Registration is now open for the 2017 Immunotherapy Patient Summit Series, a set of free half-day events in five U.S. cities focusing on immunotherapy and clinical trials, says the Cancer Research Institute (CRI).
CRI held its first Immunotherapy Patient Summit last September in New York. Based on its success, CRI returns to New York on Sept. 23 and will adding four cities to the list: San Francisco on July 8; Chicago on Aug. 5; Houston on Oct. 21, and Tampa on Dec. 9.
CRI will livestream its New York event to reach a national and global audience.
The Immunotherapy Patient Summit Series — sponsored by Bristol-Myers Squibb, Merck, GlaxoSmithKline, AstraZeneca, Genentech and Regeneron — aims to bring together cancer patients, caregivers, scientists and clinicians to discuss the latest research in cancer immunotherapy as well as offer information on clinical trials and cancer-specific breakout sessions.
Cancer patients will also meet with clinical trial navigators who can help connect them to immunotherapy trials for which they might be eligible. At all five events, patients will be able to interact with scientists and clinicians conducting immuno-oncology research, as well as with other key cancer specialists.
The summit series will start immediately after Cancer Immunotherapy Month, a global awareness campaign that CRI led in June. The campaign began five years ago to call the public’s attention to promising breakthroughs in cancer immunotherapy and the need to fund more research to eventually bring these findings as potential new treatment options for patients.

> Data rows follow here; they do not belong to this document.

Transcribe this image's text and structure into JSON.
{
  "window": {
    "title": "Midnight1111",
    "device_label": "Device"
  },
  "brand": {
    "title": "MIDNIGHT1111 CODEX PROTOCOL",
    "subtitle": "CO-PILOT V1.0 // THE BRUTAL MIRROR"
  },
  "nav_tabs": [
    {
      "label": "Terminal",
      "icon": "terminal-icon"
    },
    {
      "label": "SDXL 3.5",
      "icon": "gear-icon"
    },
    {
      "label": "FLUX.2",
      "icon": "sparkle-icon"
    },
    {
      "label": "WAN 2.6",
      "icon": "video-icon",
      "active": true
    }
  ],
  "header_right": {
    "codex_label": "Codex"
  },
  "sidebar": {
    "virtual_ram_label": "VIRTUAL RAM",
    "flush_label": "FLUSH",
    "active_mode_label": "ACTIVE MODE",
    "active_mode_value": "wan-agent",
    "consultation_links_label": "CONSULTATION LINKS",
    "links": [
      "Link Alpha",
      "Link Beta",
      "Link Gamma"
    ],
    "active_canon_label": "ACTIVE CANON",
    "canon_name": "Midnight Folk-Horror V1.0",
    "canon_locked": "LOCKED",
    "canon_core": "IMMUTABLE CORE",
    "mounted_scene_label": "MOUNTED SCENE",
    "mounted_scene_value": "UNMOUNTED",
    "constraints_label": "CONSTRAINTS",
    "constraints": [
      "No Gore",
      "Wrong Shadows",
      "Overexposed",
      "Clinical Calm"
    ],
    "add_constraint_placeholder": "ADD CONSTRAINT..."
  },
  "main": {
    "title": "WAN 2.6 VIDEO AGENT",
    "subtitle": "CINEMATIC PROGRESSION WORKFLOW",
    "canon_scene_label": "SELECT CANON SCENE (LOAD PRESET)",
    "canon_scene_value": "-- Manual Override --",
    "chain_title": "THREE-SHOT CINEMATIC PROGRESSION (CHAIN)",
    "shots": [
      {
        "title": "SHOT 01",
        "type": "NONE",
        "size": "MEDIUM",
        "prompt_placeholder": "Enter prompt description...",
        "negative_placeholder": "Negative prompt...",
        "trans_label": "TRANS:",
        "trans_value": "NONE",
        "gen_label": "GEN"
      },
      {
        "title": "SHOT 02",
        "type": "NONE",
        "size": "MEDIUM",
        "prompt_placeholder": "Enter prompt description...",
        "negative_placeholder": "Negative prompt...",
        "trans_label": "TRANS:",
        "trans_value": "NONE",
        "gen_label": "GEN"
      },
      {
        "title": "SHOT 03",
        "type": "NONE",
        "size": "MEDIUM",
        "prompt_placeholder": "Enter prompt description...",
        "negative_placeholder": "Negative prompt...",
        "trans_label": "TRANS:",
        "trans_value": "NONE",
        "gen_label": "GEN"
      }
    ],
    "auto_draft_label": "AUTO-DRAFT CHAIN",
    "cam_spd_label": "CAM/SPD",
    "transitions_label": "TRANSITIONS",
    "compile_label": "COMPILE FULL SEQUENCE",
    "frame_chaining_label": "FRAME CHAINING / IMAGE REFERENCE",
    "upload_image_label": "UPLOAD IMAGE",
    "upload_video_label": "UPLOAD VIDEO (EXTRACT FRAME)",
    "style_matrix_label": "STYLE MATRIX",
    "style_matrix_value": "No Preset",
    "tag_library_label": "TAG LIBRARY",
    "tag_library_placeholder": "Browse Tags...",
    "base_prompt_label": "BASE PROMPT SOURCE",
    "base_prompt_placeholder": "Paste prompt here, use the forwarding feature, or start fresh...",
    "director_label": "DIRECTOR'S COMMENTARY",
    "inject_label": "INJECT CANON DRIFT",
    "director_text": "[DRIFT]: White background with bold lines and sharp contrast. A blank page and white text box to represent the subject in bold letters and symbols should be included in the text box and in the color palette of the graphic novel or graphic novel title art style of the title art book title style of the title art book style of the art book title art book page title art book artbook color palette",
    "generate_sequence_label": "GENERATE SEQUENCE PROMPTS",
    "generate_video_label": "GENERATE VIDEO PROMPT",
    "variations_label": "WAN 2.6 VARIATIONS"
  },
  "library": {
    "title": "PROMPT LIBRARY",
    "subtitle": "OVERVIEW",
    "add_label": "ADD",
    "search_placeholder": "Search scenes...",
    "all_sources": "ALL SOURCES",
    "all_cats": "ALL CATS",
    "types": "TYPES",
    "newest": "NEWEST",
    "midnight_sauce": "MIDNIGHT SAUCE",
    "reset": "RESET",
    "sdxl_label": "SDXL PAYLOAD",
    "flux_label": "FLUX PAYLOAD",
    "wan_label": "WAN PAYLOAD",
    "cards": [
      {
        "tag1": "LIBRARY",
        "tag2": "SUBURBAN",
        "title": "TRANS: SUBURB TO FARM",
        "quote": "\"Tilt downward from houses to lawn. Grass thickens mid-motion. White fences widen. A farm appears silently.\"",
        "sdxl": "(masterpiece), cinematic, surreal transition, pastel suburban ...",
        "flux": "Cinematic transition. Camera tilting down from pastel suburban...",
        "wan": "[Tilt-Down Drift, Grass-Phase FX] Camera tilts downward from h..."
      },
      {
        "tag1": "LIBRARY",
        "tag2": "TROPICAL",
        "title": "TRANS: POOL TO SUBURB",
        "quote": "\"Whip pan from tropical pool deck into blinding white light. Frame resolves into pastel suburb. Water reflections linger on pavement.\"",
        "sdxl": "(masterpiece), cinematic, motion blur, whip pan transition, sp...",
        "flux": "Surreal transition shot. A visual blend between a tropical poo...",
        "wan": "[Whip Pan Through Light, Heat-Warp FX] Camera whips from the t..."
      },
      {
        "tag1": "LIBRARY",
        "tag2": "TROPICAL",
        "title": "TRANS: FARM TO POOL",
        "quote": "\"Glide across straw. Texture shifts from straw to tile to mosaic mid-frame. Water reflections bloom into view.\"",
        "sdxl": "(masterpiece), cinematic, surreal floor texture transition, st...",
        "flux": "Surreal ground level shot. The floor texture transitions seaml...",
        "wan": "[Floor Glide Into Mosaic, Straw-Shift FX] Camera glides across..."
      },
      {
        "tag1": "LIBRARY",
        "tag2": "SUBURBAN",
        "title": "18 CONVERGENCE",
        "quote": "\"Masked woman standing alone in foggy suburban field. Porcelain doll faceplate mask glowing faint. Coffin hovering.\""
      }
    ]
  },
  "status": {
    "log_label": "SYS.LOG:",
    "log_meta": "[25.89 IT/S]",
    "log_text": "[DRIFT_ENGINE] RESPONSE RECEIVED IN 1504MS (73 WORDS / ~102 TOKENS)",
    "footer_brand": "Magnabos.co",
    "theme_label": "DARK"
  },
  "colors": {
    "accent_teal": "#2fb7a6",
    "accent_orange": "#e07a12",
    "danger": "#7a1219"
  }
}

“CRI has dedicated more than six decades to advancing the science of immunotherapy with the ultimate goal of harnessing our immune system’s potential to cure all cancers, and we have reached a critical point where patients are playing an even greater role in the success of these efforts,” Jill O’Donnell-Tormey, the group’s CEO and director of scientific affairs, said in a press release. “We are proud to expand our patient focus and, alongside our scientist and donor communities, facilitate patient knowledge of immunotherapy and clinical trials that will help lead to breakthroughs in cancer care.”
The New York-based CRI, established in 1953, has invested $344 million to support research conducted by immunologists at the world’s leading medical centers and universities.